Fish tank that I’ll be using is a 1000 liter PVC tank, with maximum of 200 fishes, and feed rate of 900 g/day (for tilapia). To accomodate this high stocking density, I’ll have two medium size air stone inside it to supply dissolved oxygen. Pressurized water from pump inside the sump tank will be used to create circular flow inside the tank, where solid waste will gather in the middle, and I’ll use solid-lifting-overflow method to suck the waste out of the tank, into the solid filter.
For the solid filter, I’ll use a radial flow filter method, where water will flow upward then directed downward by some barrier which will settle the solid waste at the bottom of the bucket. I’ll add a drainage outlet to clean out the filter, and this waste later will be collected into mineralization tank. Water overflow from the solid filter go to bio filter tank.
This bio filter will serve multiple purpose. Primarily is for bio filtering activity, where bacteria will convert ammonia in the water into nitrate. Another is to further collect fine solid which couldn’t be filtered by solid filter. And lastly as a degassing component, which is to remove excess nitrogen, carbon dioxide or other harmful gas in the water. All these can be achieved by using trickle filter method.

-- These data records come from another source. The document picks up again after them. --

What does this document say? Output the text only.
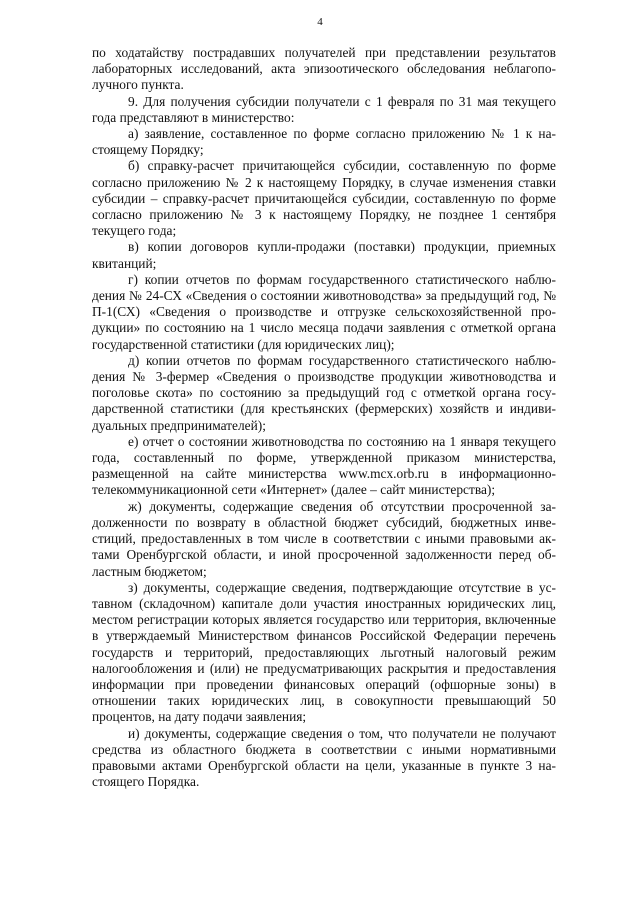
4

по ходатайству пострадавших получателей при представлении результатов лабораторных исследований, акта эпизоотического обследования неблагополучного пункта.

9. Для получения субсидии получатели с 1 февраля по 31 мая текущего года представляют в министерство:

а) заявление, составленное по форме согласно приложению № 1 к настоящему Порядку;

б) справку-расчет причитающейся субсидии, составленную по форме согласно приложению № 2 к настоящему Порядку, в случае изменения ставки субсидии – справку-расчет причитающейся субсидии, составленную по форме согласно приложению № 3 к настоящему Порядку, не позднее 1 сентября текущего года;

в) копии договоров купли-продажи (поставки) продукции, приемных квитанций;

г) копии отчетов по формам государственного статистического наблюдения № 24-СХ «Сведения о состоянии животноводства» за предыдущий год, № П-1(СХ) «Сведения о производстве и отгрузке сельскохозяйственной продукции» по состоянию на 1 число месяца подачи заявления с отметкой органа государственной статистики (для юридических лиц);

д) копии отчетов по формам государственного статистического наблюдения № 3-фермер «Сведения о производстве продукции животноводства и поголовье скота» по состоянию за предыдущий год с отметкой органа государственной статистики (для крестьянских (фермерских) хозяйств и индивидуальных предпринимателей);

е) отчет о состоянии животноводства по состоянию на 1 января текущего года, составленный по форме, утвержденной приказом министерства, размещенной на сайте министерства www.mcx.orb.ru в информационно-телекоммуникационной сети «Интернет» (далее – сайт министерства);

ж) документы, содержащие сведения об отсутствии просроченной задолженности по возврату в областной бюджет субсидий, бюджетных инвестиций, предоставленных в том числе в соответствии с иными правовыми актами Оренбургской области, и иной просроченной задолженности перед областным бюджетом;

з) документы, содержащие сведения, подтверждающие отсутствие в уставном (складочном) капитале доли участия иностранных юридических лиц, местом регистрации которых является государство или территория, включенные в утверждаемый Министерством финансов Российской Федерации перечень государств и территорий, предоставляющих льготный налоговый режим налогообложения и (или) не предусматривающих раскрытия и предоставления информации при проведении финансовых операций (офшорные зоны) в отношении таких юридических лиц, в совокупности превышающий 50 процентов, на дату подачи заявления;

и) документы, содержащие сведения о том, что получатели не получают средства из областного бюджета в соответствии с иными нормативными правовыми актами Оренбургской области на цели, указанные в пункте 3 настоящего Порядка.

Sump tank is the central, and the lowest point (in term of altitude) in the system, where all the water will be collected and distributed back. Here is where the 2000 liter per hour (L/h) water pump will be located. It also has overflow outlet, because the DWC will be exposed to rain and this allow the excess water to go outside.
Based on the diagram, the pressurized water line will be using ½ inch PVC pipe and gravity-fed water line will be using 2 inch UPVC pipe. I put a split flow from sump tank to fish tank and DWC units, and each inlet has valve for better water flow control and maintenance.
Mineralization tank is the only component that is separated from the system. Here, solid waste from solid filter will be collected here at least once a week, then it will be aerated to release the micronutrients, and then will be put back into the sump tank after 1 or 2 weeks.
For the styrofoam board design, I choose this design because it provides more holes than the simple rectangular design. I’ll have 6 of these styrofoam boards per DWC, so a total maximum of 648 plants can be planted and harvested at a time from this system – way more than what I can achieve when doing soil-based growing.
Regarding the growing schedule, when using soil, I could harvest the veggies after 8 weeks from germination, so by using aquaponics, hopefully I can half the duration, to 4 or 5 weeks. For germination, I plan to sow the seeds using wet tissues inside germination tray for 2 weeks, then transplant them to the DWC and by using sponge to hold it in the board holes – no net pot is used (to save cost).
There are a lot of rooms for improvement to be done, and I’m thinking about automation and operating it off-grid. Later on I plan to get automatic fish feeder, or maybe look into software-based solution using microcontroller such as Arduino or Raspberry Pi to automate the fish feeding process, measure water quality, and also to automate draining solid waste from filter into mineralization tank, and put it back into sump tank. In the future, I’m looking into setting up solar panel and backup battery to power the pumps and also the automation machines used later.